Jati Diri dalam Islam Siapa Aku Untuk Apa Aku Ada Kemana Aku Pergi
Banyak orang bingung mencari jati diri, terjebak pada bakat semata. Padahal, Islam menawarkan panduan lengkap tentang siapa diri kita, untuk apa kita hidup, dan ke mana tujuan akhir kita. Memahami hakikat ini adalah kunci hidup bermakna dan terarah, menyelamatkan kita dari bahaya salah memahami jati diri yang fatal.

Konsep jati diri, sebuah pemahaman fundamental tentang siapa diri kita sesungguhnya, seringkali menjadi labirin yang membingungkan bagi banyak individu. Istilah “mencari jati diri” telah menjadi frasa umum yang menggambarkan pergolakan internal dalam menemukan identitas dan tujuan hidup. Apakah Anda telah berhasil menyingkap tabir jati diri Anda, atau masihkah Anda dalam pencarian yang tak berujung?
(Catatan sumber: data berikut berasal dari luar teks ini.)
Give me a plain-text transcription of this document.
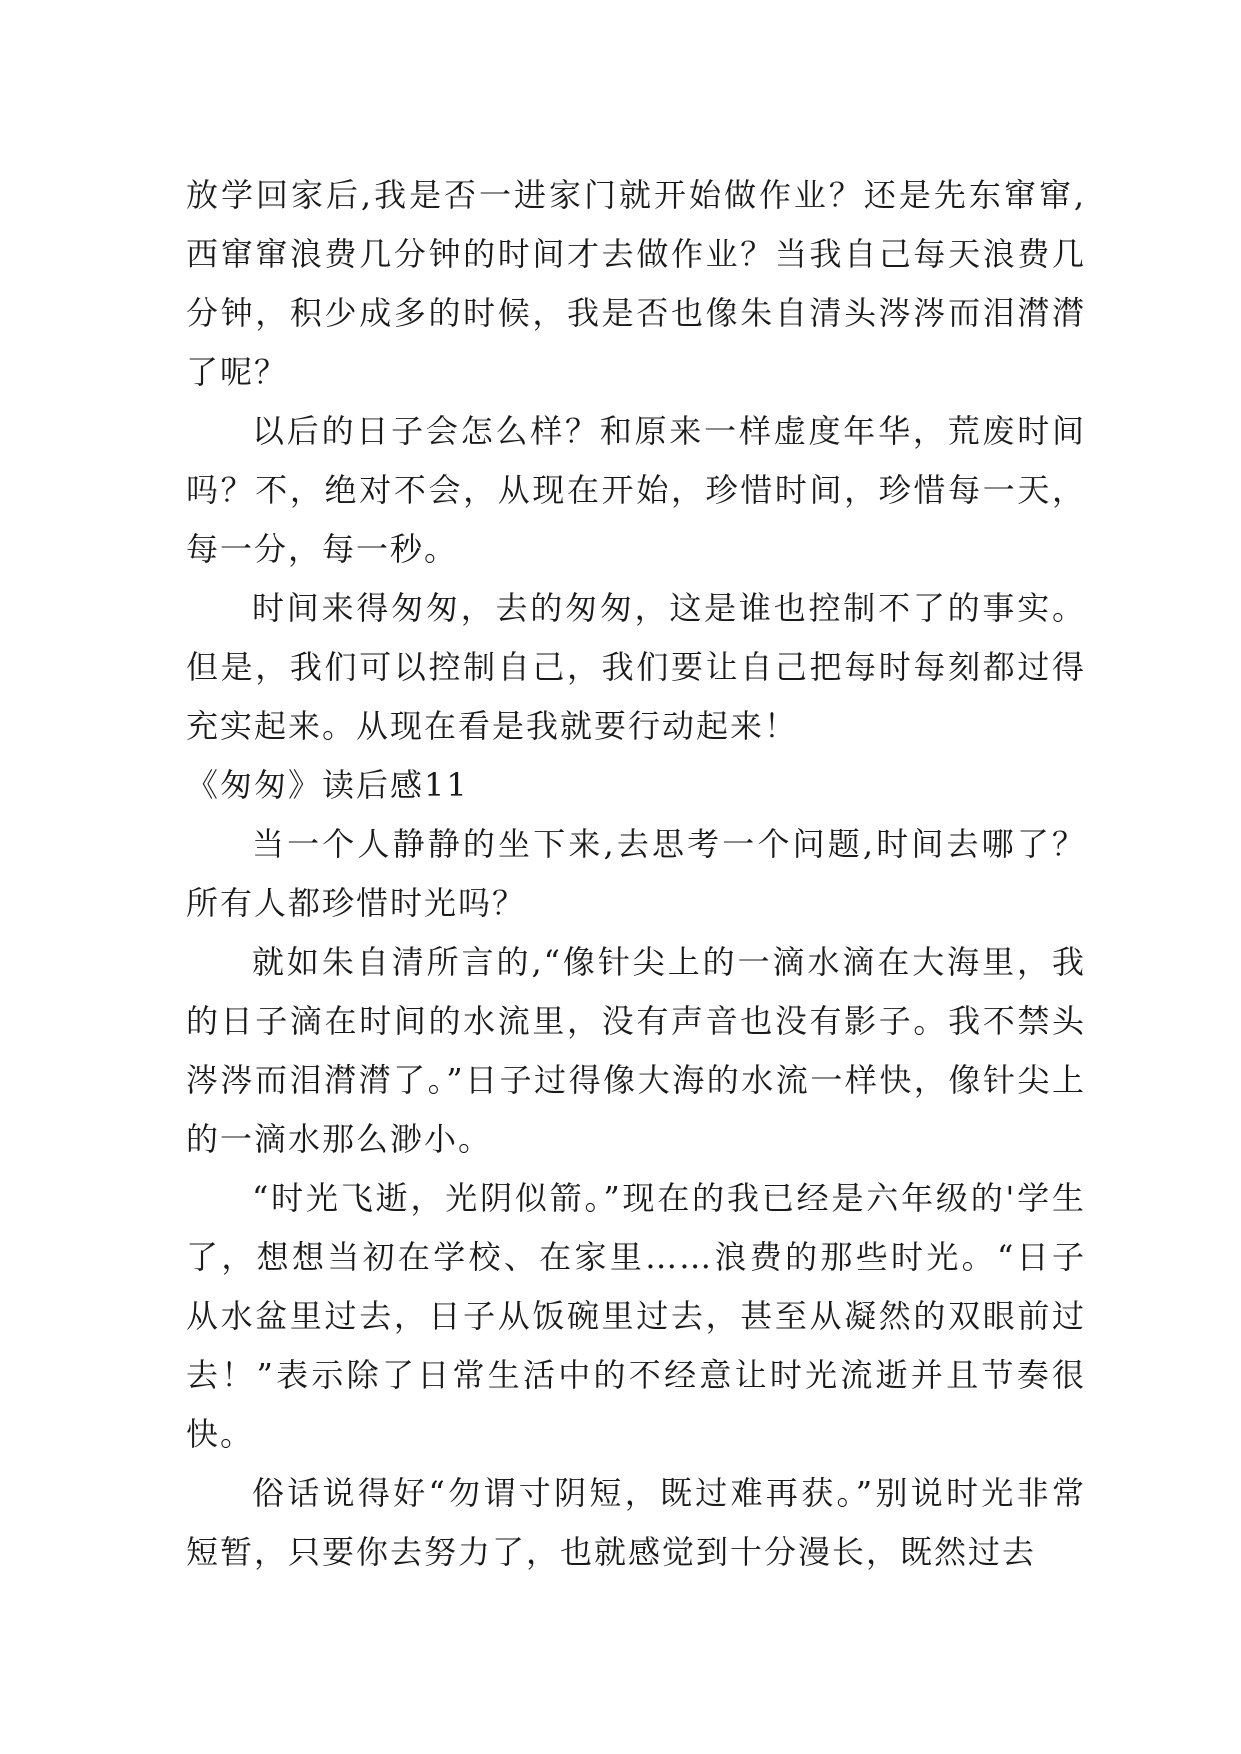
放学回家后,我是否一进家门就开始做作业？还是先东窜窜,西窜窜浪费几分钟的时间才去做作业？当我自己每天浪费几分钟，积少成多的时候，我是否也像朱自清头涔涔而泪潸潸了呢？

以后的日子会怎么样？和原来一样虚度年华，荒废时间吗？不，绝对不会，从现在开始，珍惜时间，珍惜每一天，每一分，每一秒。

时间来得匆匆，去的匆匆，这是谁也控制不了的事实。但是，我们可以控制自己，我们要让自己把每时每刻都过得充实起来。从现在看是我就要行动起来！

《匆匆》读后感11

当一个人静静的坐下来,去思考一个问题,时间去哪了？所有人都珍惜时光吗？

就如朱自清所言的,“像针尖上的一滴水滴在大海里，我的日子滴在时间的水流里，没有声音也没有影子。我不禁头涔涔而泪潸潸了。”日子过得像大海的水流一样快，像针尖上的一滴水那么渺小。

“时光飞逝，光阴似箭。”现在的我已经是六年级的'学生了，想想当初在学校、在家里……浪费的那些时光。“日子从水盆里过去，日子从饭碗里过去，甚至从凝然的双眼前过去！”表示除了日常生活中的不经意让时光流逝并且节奏很快。

俗话说得好“勿谓寸阴短，既过难再获。”别说时光非常短暂，只要你去努力了，也就感觉到十分漫长，既然过去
Pertanyaan ini bukanlah sekadar renungan filosofis biasa, melainkan sebuah pondasi krusial yang menentukan arah dan kualitas seluruh perjalanan hidup kita.
Terlepas dari apakah Anda telah berhasil menemukan konsep jati diri Anda atau masih dalam proses pencarian, sangat penting untuk melakukan verifikasi ulang: apakah pemahaman kita tentang jati diri sudah benar? Jika ada kesalahan dalam mendefinisikannya, maka ini adalah sebuah bahaya salah memahami jati diri yang sangat serius. Mengapa demikian? Karena setiap tindakan, setiap keputusan, dan setiap perilaku kita akan berakar pada konsep diri yang kita yakini. Jika dasar pemahaman ini keliru, maka seluruh bangunan kehidupan kita, termasuk tindakan dan perilaku kita, berpotensi menjadi salah. Dampaknya bukan hanya sebatas kegagalan di dunia, melainkan juga dapat membawa kita pada kerugian besar di akhirat kelak. Oleh karena itu, menyelami pentingnya memahami jati diri dari perspektif yang benar adalah sebuah keharusan, bukan pilihan.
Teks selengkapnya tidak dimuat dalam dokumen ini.